Lorsque Jean-Claude Scraire dirigeait la Caisse avec Michel Nadeau comme bras droit, la Caisse s’est privée d’une hausse de son actif net de 1,5 milliard de dollars. Lorsque Henri-Paul Rousseau pilotait la Caisse avec Richard Guay, ce manque à gagner s’est plutôt chiffré à 1,1 milliard de dollars, conclut le document. Voilà pourquoi le tandem Rousseau-Guay aurait soi-disant mieux géré la Caisse.
Mais cette conclusion résiste mal à l’analyse. En premier lieu, il faut examiner les années qui ont servi de base à cette comparaison.
Pour les années Scraire, on tient compte du rendement de la Caisse de 1997 et 2002, cette dernière étant la plus mauvaise avec les radiations liées à l’investissement dans Vidéotron. Or, Jean-Claude Scraire, qui était à l’emploi de la Caisse avant sa nomination au poste de PDG, est entré en fonction dès le printemps de 1995. On a ainsi exclu deux années du calcul et pas n’importe lesquelles.

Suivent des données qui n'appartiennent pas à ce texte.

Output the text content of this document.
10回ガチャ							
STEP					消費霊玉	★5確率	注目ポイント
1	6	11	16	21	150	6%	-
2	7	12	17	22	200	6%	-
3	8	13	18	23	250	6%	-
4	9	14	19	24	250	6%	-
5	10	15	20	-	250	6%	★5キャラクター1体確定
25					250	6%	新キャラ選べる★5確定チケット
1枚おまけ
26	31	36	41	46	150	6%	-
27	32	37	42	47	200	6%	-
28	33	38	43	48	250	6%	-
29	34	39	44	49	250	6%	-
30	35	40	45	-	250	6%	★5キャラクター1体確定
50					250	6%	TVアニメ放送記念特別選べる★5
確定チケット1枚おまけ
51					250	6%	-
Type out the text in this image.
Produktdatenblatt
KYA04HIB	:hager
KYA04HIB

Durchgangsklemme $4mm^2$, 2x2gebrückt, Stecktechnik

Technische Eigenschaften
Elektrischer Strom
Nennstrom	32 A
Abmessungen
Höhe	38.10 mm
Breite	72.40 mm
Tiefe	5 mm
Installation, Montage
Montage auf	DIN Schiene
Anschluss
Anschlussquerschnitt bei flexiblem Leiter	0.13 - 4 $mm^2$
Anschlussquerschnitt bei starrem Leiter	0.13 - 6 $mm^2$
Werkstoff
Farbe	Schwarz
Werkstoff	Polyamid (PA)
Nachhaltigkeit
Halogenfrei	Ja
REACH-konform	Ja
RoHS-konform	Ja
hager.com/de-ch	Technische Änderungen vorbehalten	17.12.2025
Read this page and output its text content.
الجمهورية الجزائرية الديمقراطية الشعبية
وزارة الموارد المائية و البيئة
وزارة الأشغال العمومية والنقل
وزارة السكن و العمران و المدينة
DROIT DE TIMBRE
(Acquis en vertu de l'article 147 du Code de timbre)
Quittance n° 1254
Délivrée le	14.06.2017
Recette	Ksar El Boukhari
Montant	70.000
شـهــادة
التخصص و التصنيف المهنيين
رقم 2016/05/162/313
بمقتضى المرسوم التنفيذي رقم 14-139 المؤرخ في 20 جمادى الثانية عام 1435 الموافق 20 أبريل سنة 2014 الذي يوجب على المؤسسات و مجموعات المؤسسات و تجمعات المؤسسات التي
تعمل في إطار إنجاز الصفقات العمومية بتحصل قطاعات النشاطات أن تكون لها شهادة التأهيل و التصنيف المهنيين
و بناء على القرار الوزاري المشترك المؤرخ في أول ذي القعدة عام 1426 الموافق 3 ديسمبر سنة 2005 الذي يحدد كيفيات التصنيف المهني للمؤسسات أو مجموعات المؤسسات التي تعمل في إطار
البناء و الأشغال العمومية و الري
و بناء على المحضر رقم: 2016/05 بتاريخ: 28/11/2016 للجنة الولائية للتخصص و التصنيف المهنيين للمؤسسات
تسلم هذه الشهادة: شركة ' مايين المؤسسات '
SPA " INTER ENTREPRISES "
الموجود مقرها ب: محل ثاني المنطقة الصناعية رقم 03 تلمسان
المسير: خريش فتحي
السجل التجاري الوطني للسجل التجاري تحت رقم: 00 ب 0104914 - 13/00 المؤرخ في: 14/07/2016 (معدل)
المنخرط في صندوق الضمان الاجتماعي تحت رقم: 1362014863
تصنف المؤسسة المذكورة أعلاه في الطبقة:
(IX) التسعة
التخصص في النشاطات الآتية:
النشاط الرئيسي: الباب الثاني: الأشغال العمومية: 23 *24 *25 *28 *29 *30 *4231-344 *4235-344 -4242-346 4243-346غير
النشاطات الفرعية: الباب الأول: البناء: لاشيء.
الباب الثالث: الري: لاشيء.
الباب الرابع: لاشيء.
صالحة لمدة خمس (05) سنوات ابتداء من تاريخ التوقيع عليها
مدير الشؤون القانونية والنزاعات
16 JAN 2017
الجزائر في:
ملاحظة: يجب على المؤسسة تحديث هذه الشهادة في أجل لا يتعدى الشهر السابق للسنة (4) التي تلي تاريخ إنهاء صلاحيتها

En 1995, la Caisse a enregistré un rendement de 18,2%. C’était son cinquième meilleur résultat, en valeur absolue, depuis la création de l’institution, en 1966. D’ailleurs, la Caisse n’a jamais égalé ce score depuis. Cette performance qui faisait de la Caisse une première de classe était également supérieure au rendement indiciel de 17,6%, qui représente le rendement de chaque indice en proportion de sa pondération.
En 1996, le rendement de la Caisse s’est élevé 15,6%. Si la Caisse a battu de nombreux indices, dont celui des obligations et des actions étrangères, son score final était toutefois inférieur au rendement médian des caisses de retraite canadienne. Mais à l’époque, la Caisse ne pouvait pas profiter pleinement de l’envolée de la Bourse. Sa loi constitutive limitait ses investissements en actions à 40% de l’actif total. À compter de 1997, cette proportion a grimpé à 70%.
Bref, l’exercice de comparaison aurait donné un résultat fort différent si les auteurs de l’analyse avaient tenu compte de ces deux années.
L’autre hypothèse qui fausse le résultat final, c’est la décision d’exclure, des résultats de 2008, les pertes associées à des opérations de couverture liées au dollar canadien, en relation avec des investissements immobiliers à l’étranger. Ces pertes encore inexpliquées (la Caisse s’est enfermée dans son mutisme habituel) sont estimées à 5 milliards de dollars.
Avec les investissements dans le papier commercial, c’est l’une des principales raisons pour lesquelles la Caisse a moins bien fait que les autres caisses de retraite au pays l’an dernier, avec des pertes totales projetées à 38 milliards en 2008, selon les informations publiées par La Presse.
Il n’y a aucune raison valable pour exclure cette perte extraordinaire dans tous les sens du terme. Aucune sinon que de vouloir présenter l’administration actuelle sous un jour favorable. C’est ce qu’on appelle du «spin» en bon français.
La manœuvre est grossière. Car il n’y aucune révision de l’histoire de la Caisse qui réussira à sauver la réputation d’Henri-Paul Rousseau et de Richard Guay.